Review: For those lamenting the dearth in local content, especially in the animated cartoon genre, a milestone occurs today. The first locally written and produced feature-length cartoon begins screening.

Drukten – The Dragon’s Treasure tells the story of four friends: a wise-cracking monkey always looking to grab a bite, a courageous elephant, an academically-gifted rabbit, and a gentle and compassionate bird.

The four of them attend a school located under a giant oak tree. It is all fun and games until one day, the leaves on the oak tree begin falling unexpectedly. The school’s gardener, the dragon Drukten, reveals to the horror of the four friends that it is dying. Drukten explains this is because the tree is nourished by the positive energy around it but that a demoness has been spreading hate and fear across the land, and as a result, causing it to weaken.

But they can save it by undertaking a mission to find four treasures hidden across the country.


The four friends agree to set off on the treasure hunt to save the tree and the adventure begins.

The characters are based on the popular Bhutanese folktale of the “Four Harmonious Friends” (Thuenpa Puenzi), and the story line is deeper than simply a treasure hunt. The treasures once found are simple but essential ingredients that lead to happiness such as compassion and empathy.

For anyone concerned with the advertisements and violence-laden content on TV and the internet that children are exposed to today, Drukten is a welcome alternative.

The driving force behind the cartoon was to create an original, authentic and Bhutanese alternative to the many foreign cartoons available in the country, according to co-writer and co-producer Rabsel Dorji.

Given that this is the first production for local co-writers Rabsel Dorji and Nawang Euden, there are areas that can be improved upon. The dialogue during certain portions may have been a little too mature for young audiences.
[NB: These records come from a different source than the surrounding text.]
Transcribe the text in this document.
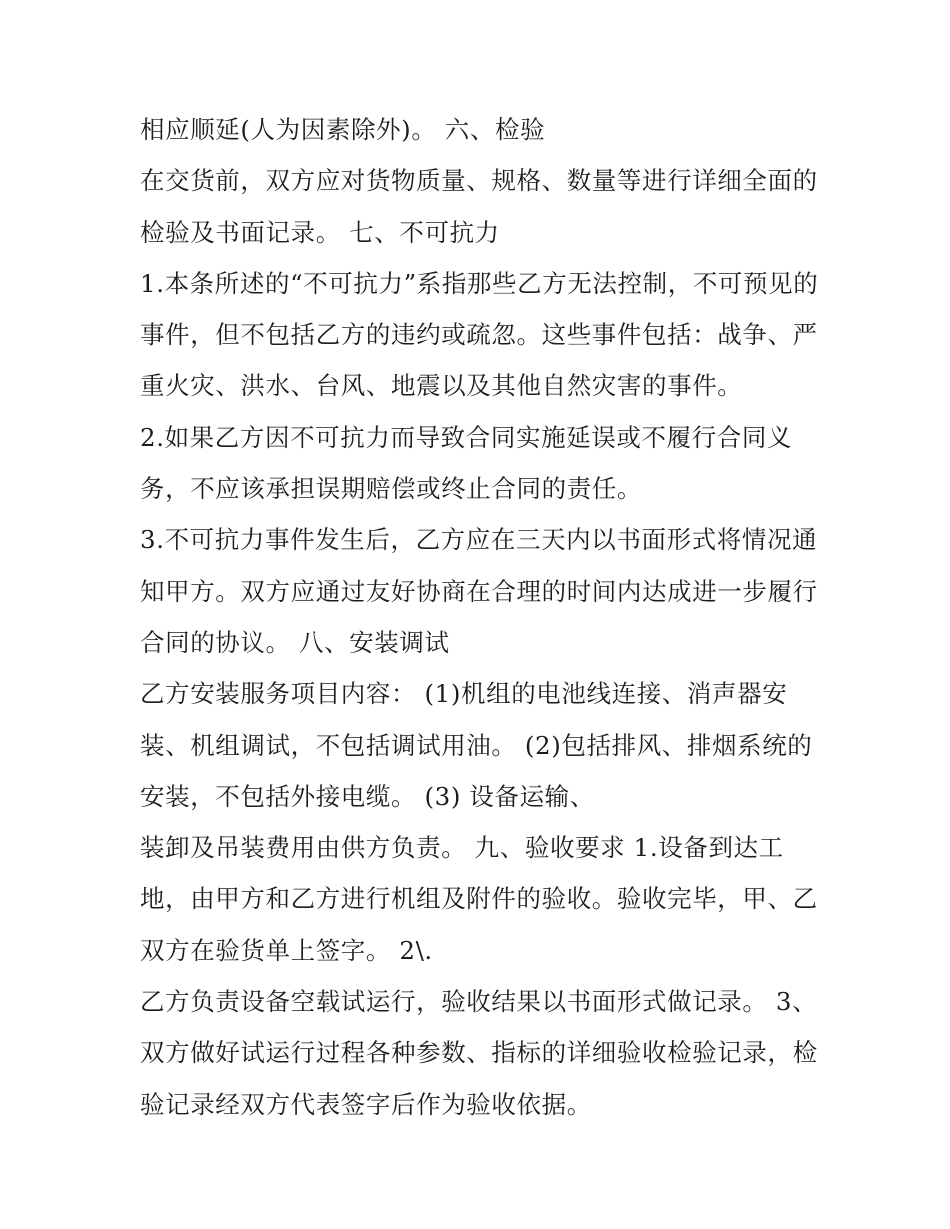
相应顺延(人为因素除外)。 六、检验
在交货前，双方应对货物质量、规格、数量等进行详细全面的
检验及书面记录。 七、不可抗力
1.本条所述的“不可抗力”系指那些乙方无法控制，不可预见的
事件，但不包括乙方的违约或疏忽。这些事件包括：战争、严
重火灾、洪水、台风、地震以及其他自然灾害的事件。
2.如果乙方因不可抗力而导致合同实施延误或不履行合同义
务，不应该承担误期赔偿或终止合同的责任。
3.不可抗力事件发生后，乙方应在三天内以书面形式将情况通
知甲方。双方应通过友好协商在合理的时间内达成进一步履行
合同的协议。 八、安装调试
乙方安装服务项目内容： (1)机组的电池线连接、消声器安
装、机组调试，不包括调试用油。 (2)包括排风、排烟系统的
安装，不包括外接电缆。 (3) 设备运输、
装卸及吊装费用由供方负责。 九、验收要求 1.设备到达工
地，由甲方和乙方进行机组及附件的验收。验收完毕，甲、乙
双方在验货单上签字。 2\.
乙方负责设备空载试运行，验收结果以书面形式做记录。 3、
双方做好试运行过程各种参数、指标的详细验收检验记录，检
验记录经双方代表签字后作为验收依据。
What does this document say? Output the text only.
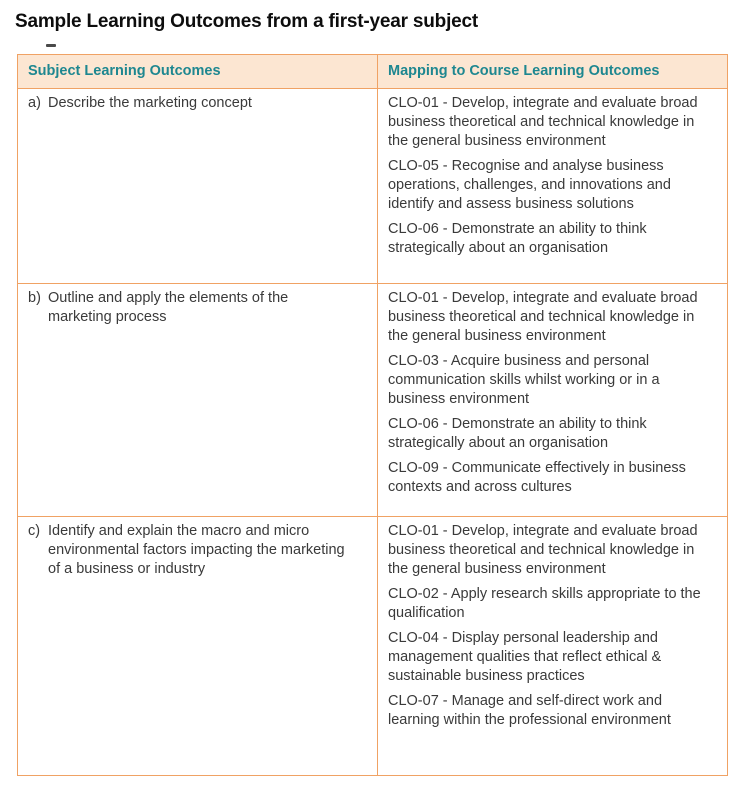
Sample Learning Outcomes from a first-year subject
Subject Learning Outcomes	Mapping to Course Learning Outcomes
a) Describe the marketing concept	CLO-01 - Develop, integrate and evaluate broad business theoretical and technical knowledge in the general business environment

CLO-05 - Recognise and analyse business operations, challenges, and innovations and identify and assess business solutions

CLO-06 - Demonstrate an ability to think strategically about an organisation

b) Outline and apply the elements of the marketing process

CLO-01 - Develop, integrate and evaluate broad business theoretical and technical knowledge in the general business environment

CLO-03 - Acquire business and personal communication skills whilst working or in a business environment

CLO-06 - Demonstrate an ability to think strategically about an organisation

CLO-09 - Communicate effectively in business contexts and across cultures

c) Identify and explain the macro and micro environmental factors impacting the marketing of a business or industry

CLO-01 - Develop, integrate and evaluate broad business theoretical and technical knowledge in the general business environment

CLO-02 - Apply research skills appropriate to the qualification

CLO-04 - Display personal leadership and management qualities that reflect ethical & sustainable business practices

CLO-07 - Manage and self-direct work and learning within the professional environment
The cartoon is also primarily in English, an idea, which some may disagree with. However, Rabsel Dorji said that a Dzongkha version will be out shortly. “With English being the language of instruction in our education system, we believe that everyone will be able to enjoy the movie and its themes of friendship and unity,” he said. “In a way, the story of Drukten is also the story of Bhutan, so we wanted to make sure that people outside Bhutan could understand it too.”

The animation in the cartoon sets a benchmark for local animators. A high level has been set and we can only expect it to improve and get more sophisticated.

Drukten took over 16 months to produce. “This is quite long because we decided to invest the entire process in-country rather than finding cheaper, faster alternatives in India,” Rabsel Dorji said. “The animation industry is still at a nascent stage, so, many challenges we faced were related to developing a 2D animation film for the first time in Bhutan,” he added. “It is a big risk financially also because we have invested almost twice the cost of what a standard Bhutanese film costs, and taken so much time to do it properly as well.”

The good news is that the co-producers plan to keep creating more local cartoons. “There are no shortage of wonderful Bhutanese folktales that can be adapted into animation, and we are already planning our next film,” Rabsel Dorji said.

Drukten screens at the Trowa theatre every weekend.